Online marketers, community managers and celebrities need to know how to deal with Twitter harassment and cyberbullying, but the following tips might be also useful for any user who spends time in the platform.
Why is there so much harassment and cyberbullying on Twitter?
Twitter is different from other social networks and its characteristics make it especially permeable to abuse, harassment and cyberbullying. On Twitter, any person can create anonymous accounts quite easily, and the platform also allows anyone to create and manage multiple accounts at the same time. Official tools like Tweetdeck allow you to manage dozens of accounts without needing to login and log out to change between them, making trolling even easier.
Instead, Facebook for example only allows one account per person, and the name in the profile has to be your real name. Another characteristic that makes Twitter different is the fact that any person from any place in the world can read and respond to our tweets if they are not “protected”, that is, if your account is not set to private. Public tweets are public even for those who do not have a Twitter account.
The fact that anyone can read and respond to our tweets is not to be taken lightly. “Anyone” includes also people who are not socially functional, and trolling on social networks might be their only way to interact with other people. There are psychological studies like “Trolls just want to have fun” that link abusive behaviour on social networks with mental illness. Also, insulting strangers and celebrities on Twitter could be a release, a cathartic experience, for common individuals who are experiencing personal problems.

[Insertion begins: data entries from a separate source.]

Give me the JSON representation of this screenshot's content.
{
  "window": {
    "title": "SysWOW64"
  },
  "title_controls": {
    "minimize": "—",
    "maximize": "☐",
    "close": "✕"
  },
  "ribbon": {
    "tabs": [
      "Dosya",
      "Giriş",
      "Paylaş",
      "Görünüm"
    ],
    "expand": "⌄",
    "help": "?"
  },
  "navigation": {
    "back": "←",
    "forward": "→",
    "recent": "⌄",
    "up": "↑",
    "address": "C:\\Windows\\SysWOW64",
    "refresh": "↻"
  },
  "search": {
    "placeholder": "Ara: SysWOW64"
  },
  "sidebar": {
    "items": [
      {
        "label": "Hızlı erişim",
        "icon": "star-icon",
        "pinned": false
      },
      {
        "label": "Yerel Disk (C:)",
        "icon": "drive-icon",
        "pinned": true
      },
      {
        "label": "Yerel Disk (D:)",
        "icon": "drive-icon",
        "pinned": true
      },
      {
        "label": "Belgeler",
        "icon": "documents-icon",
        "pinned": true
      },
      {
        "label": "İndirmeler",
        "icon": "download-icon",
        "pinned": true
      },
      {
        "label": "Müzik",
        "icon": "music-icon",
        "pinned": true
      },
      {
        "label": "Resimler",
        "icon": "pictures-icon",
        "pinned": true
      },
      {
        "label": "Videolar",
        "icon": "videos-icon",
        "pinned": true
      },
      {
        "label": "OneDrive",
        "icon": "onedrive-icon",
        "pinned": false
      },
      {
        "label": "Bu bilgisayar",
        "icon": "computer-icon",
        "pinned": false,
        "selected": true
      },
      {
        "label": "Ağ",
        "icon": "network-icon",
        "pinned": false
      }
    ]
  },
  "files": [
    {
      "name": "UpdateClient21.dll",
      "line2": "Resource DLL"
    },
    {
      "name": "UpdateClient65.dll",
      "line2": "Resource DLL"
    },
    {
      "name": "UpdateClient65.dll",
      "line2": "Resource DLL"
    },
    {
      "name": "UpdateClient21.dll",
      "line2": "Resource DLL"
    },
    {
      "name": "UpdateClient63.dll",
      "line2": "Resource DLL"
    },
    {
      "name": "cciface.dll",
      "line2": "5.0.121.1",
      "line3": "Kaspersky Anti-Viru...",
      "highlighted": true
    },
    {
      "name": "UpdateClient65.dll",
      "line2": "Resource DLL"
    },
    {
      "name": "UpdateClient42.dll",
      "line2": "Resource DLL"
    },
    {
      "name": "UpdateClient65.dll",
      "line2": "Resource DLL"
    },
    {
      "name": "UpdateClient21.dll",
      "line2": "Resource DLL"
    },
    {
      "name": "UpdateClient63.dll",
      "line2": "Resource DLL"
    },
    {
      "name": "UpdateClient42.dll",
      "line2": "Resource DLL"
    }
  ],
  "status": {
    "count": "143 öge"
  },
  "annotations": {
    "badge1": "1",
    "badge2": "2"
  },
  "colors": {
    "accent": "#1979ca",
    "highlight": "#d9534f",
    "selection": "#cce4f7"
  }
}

How to deal with Twitter harassment and cyberbullying
1. Don’t take it personal
An insult from an anonymous stranger on Twitter has the same value as an insult from a random drunk in the street. Responding to any provocation we receive is, no doubt, bad policy, and a waste of time and energy that could be used in something more productive and/or enjoyable. So the first consideration is to keep calm. Avoid tweeting in the heat of the moment.
2. Know that popularity attracts Twitter harassment
Popularity attracts attention, and attention is a double-edged sword. Celebrities and big brands on Twitter usually get positive as negative tweets on a daily basis. Ascending stars are especially subject to aggression. As popular wisdom holds, “Haters gonna hate”. So if you are planning to regularly read tweets that mention you, do it with a cup of tea next to you and get used to ignore most of them.
3. Consider reporting it to Twitter
Some serious cases of Twitter harassment and cyberbullying can be reported to Twitter as abuses and violations of Twitter Rules. One notorious incident occurred in 2014 involved the posting of horrifying images related to Robin William’s death targeted to his daughter Zelda. The Twitter accounts responsible for this behaviour were banned. For more information on how to proceed in these cases on Twitter and other platforms check our article How to report content on social networks.
Keep in mind that the Twitter Rules keep changing. So certain behaviours that were violations might be now acceptable. And the opposite is true: some behaviours that were acceptable before can be now reported. For example, posting someone else’s personal information on Twitter —known as “doxxing”— is currently not allowed and can result in a suspension or permanent ban. A good way to quickly keep up to date with current policies is to read the information provided by Twitter when you click on “Report tweet”. During the reporting process, a list of potential violations will show up, with the corresponding explanations.
In cases of death threats, consider reporting it to the police. Make sure to take screenshots as evidence in case the tweets are later deleted either by Twitter or the authors.
4. Do not validate the harassment with a response
Separate harassment from criticism. Criticism might deserve a response and an exchange of ideas. Instead, harassment never starts meaningful debates. Also, if you have hundreds of thousands of followers and you reply to a heckler that has only 100 followers, you are giving him an audience he did not have in the first place. Your followers are interested in what you have to say and share, not in reading you arguing with random people. Even worse, by replying you might also attract more trolls who will want to get a mention from you too.
5. Rectify misinformation
There are few cases that do entitle a public response, and that is when the Twitter harassment has started as a result of a misunderstanding, misinformation spread by the media or an actual issue we have to take responsibility for. It doesn’t mean to respond to every heckler that mentions us on Twitter, but to post a public response in the form of a tweet or a link to a blog post addressing the subject. Writing an article and linking to it is especially recommended if the matter can’t be addressed in only 280 characters.
Many cases of harassment and bullying justify a block. If a user is merely insulting and not contributing in any positive way, you can block him. I would recommend doing this only in extreme situations, when the intent is particularly aggressive and clearly malicious, and especially if the user is responding to your tweets, because then their tweets are visible to your followers. That doesn’t mean you should always block any user who has posted a negative tweet. Don’t confuse harassment and bullying with criticism.
7. Hide responses
There’s a simple and very straightforward way to deal with annoying and unproductive responses to our tweets. You can simply hide them! Click on the dot next to the tweet you want to hide, and then click on “Hide reply”. The reply will only be visible to his original author, and hidden to anyone else. That allows you to keep a clean timeline, and also prevents you from losing followers, because you’re not blocking accounts.